Duró poco la luna de miel, y duró poco la gratitud. Entramos rápidamente a la pelea chica. Ya aparecieron las capuchas, los fuegos artificiales, les soltaron las riendas a los nenes de los liceos, estuvieron cuatro años con las riendas cortitas. Obligado a sacar punta al lápiz.
Por lo general las personas de izquierda se inclinan por un Estado fuerte y benefactor. Tienden a creer que el estado posee cantidades de dinero ilimitadas. Entonces, en situaciones de crisis y no crisis suelen gastar sin medir las consecuencias futuras. Y como el Estado no suele administrar ni controlar bien los recursos, (lo hemos visto en los casos de corrupción que aparecen con frecuencia), estos recursos van mermando con el tiempo. ¿Qué es el Estado y qué es el mercado? No son más que dos metáforas de grupos de personas que lidian con el dinero. El Estado en gran medida es los impuestos que recauda. Sin ese dinero no puede existir el Estado, necesita ese dinero para pagar las cuentas de sus ministerios. Y como en los últimos años no se recaudó impuestos como se presupuestaba, el Estado quedó con menos recursos. Tío Piñi al fin de su mandato dejó 4.000 millones de dólares en la cuenta, y Gabrielito dejó 40 millones de dólares, esas fueron las cifras oficiales después de la raya para la suma en la fecha determinada, lo demás son conjeturas. Por otra parte, el FEES que en los tiempos de vacas gordas llegó a tener cerca de 30.000 millones de dólares hoy tiene sólo 3.500 millones de dólares. Entonces, si bien el país no está “quebrado” como dijeron desde el segundo piso. Como diría el profe Gato, “estamos más ka…dos que la gallina de abajo”. Y como decía Sergio Feito, esas no son todas las “malas nuevas”, no sabemos cuántas ka…das más se va a mandar Donald.

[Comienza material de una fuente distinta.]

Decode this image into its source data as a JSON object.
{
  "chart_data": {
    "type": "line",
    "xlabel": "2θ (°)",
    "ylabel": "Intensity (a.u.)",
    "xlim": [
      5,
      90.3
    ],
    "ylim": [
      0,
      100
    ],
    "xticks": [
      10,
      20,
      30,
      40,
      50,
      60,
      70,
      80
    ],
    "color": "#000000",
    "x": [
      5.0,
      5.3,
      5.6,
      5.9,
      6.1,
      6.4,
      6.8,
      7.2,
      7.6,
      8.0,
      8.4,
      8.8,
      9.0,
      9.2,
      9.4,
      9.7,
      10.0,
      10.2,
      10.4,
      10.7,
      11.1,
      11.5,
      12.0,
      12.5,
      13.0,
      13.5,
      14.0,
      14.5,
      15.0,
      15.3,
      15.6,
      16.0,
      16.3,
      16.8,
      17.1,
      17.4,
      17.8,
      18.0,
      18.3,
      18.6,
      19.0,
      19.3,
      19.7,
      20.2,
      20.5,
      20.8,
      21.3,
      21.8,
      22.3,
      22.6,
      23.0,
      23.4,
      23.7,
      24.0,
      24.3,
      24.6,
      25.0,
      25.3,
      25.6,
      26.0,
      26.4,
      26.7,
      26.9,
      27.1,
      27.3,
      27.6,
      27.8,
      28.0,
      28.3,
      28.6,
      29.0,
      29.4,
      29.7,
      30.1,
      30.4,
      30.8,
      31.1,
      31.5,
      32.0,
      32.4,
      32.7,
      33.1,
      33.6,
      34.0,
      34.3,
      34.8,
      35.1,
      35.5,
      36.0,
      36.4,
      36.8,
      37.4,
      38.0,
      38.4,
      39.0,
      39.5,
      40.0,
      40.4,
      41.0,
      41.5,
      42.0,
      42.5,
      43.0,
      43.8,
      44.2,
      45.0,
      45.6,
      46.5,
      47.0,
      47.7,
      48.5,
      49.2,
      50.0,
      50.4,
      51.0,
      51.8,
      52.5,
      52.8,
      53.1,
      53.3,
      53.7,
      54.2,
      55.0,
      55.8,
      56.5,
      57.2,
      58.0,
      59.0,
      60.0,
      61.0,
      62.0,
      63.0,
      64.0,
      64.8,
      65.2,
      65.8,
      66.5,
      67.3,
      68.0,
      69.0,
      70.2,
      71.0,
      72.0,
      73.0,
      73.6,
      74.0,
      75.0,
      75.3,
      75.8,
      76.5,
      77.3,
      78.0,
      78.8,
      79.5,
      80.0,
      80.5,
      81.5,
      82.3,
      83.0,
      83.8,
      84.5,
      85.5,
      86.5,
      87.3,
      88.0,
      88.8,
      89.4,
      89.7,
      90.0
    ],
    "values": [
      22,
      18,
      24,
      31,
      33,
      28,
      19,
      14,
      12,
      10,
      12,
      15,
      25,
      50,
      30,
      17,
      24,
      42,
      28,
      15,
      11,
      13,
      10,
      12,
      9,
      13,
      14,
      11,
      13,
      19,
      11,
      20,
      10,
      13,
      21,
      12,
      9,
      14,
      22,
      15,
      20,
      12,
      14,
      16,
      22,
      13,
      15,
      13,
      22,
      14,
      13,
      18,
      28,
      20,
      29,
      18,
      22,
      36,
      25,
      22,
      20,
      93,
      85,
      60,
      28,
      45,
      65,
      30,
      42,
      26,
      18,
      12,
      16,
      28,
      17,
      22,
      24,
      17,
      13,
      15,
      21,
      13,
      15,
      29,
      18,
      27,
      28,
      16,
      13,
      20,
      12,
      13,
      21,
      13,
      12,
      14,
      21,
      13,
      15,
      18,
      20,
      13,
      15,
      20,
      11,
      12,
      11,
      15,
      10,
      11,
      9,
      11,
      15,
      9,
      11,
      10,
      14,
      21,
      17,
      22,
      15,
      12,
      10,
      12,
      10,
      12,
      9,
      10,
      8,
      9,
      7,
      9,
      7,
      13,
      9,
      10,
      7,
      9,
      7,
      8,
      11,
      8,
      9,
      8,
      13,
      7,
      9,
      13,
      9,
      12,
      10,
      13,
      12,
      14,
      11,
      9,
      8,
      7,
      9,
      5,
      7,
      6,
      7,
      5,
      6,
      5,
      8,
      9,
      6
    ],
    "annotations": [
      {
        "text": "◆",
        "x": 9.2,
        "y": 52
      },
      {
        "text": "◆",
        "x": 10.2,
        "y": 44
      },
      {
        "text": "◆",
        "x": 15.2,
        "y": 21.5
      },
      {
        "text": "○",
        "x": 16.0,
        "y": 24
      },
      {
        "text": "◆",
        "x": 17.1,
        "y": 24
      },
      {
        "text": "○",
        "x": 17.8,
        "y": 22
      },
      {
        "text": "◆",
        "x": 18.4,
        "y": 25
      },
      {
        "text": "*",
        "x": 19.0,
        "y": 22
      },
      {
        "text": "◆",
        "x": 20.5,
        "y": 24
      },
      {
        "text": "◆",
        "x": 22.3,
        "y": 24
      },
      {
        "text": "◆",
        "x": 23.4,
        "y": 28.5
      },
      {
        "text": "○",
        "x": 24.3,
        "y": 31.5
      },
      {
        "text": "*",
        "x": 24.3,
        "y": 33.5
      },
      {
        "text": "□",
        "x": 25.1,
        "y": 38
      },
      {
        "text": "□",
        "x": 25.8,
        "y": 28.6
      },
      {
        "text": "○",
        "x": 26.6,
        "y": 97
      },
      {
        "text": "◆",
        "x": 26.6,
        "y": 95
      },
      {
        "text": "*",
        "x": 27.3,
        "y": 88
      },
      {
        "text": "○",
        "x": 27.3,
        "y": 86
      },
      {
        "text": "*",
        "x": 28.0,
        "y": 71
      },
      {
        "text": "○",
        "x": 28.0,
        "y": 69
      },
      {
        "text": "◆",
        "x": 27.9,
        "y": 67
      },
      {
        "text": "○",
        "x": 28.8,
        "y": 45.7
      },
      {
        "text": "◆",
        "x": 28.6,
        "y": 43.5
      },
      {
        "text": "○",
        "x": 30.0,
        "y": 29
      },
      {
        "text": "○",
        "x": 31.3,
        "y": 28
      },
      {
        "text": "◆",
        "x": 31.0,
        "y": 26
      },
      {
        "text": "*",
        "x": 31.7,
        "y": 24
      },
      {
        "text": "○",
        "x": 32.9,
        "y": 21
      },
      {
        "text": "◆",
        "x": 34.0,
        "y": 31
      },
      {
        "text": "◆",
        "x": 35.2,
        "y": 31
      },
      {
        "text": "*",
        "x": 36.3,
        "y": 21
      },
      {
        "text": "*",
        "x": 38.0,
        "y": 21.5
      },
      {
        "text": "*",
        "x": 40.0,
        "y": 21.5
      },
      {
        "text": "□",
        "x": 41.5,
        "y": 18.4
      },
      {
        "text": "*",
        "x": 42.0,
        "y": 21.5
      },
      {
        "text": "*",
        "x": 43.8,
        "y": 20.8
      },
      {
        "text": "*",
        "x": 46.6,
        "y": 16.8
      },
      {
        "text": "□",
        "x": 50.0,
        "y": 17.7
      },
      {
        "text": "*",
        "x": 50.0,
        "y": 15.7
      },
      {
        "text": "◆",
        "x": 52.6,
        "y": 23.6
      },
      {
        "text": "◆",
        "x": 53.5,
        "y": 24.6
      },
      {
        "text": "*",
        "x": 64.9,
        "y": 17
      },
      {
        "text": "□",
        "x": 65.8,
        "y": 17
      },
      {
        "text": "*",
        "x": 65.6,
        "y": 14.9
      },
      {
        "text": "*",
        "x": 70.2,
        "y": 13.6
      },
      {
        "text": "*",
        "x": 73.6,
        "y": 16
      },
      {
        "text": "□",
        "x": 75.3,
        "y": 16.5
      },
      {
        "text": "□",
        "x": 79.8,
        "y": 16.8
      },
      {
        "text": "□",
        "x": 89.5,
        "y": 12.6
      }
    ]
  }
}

Por otra parte, el mercado suele ser pragmático, efectivo, también insensible, calculador, codicioso y otros calificativos que ustedes puedan agregar. Las personas de derecha tienden a ser más promercado y creen en un Estado reducido. Ambos son necesarios, cuando se cree demasiado en el Estado es fácil caer en la pobreza como sucedió en la Unión Soviética, los países de su órbita y los que ya conocemos de sobra. Paradigmático es el ejemplo de Venezuela: su economía se redujo en un 80 por ciento, y provocó si no el éxodo más grande de personas, uno de los más grandes en la historia. Entre 6 a 9 millones de personas emigraron en busca de mejor vida. Todo fue porque Hugo dijo, venga más Estado y menos mercado. Sin mencionar la brutal represión que vivieron las personas en todos esos países.
China es un ejemplo exitoso porque incorporó el mercado al Estado, (en lo económico, por cierto, porque en lo político sigue siendo una dictadura). Como dijo un alcalde que estimo mucho, yo estoy abierto a ambos, según sea el problema, ya sea al Estado o al mercado.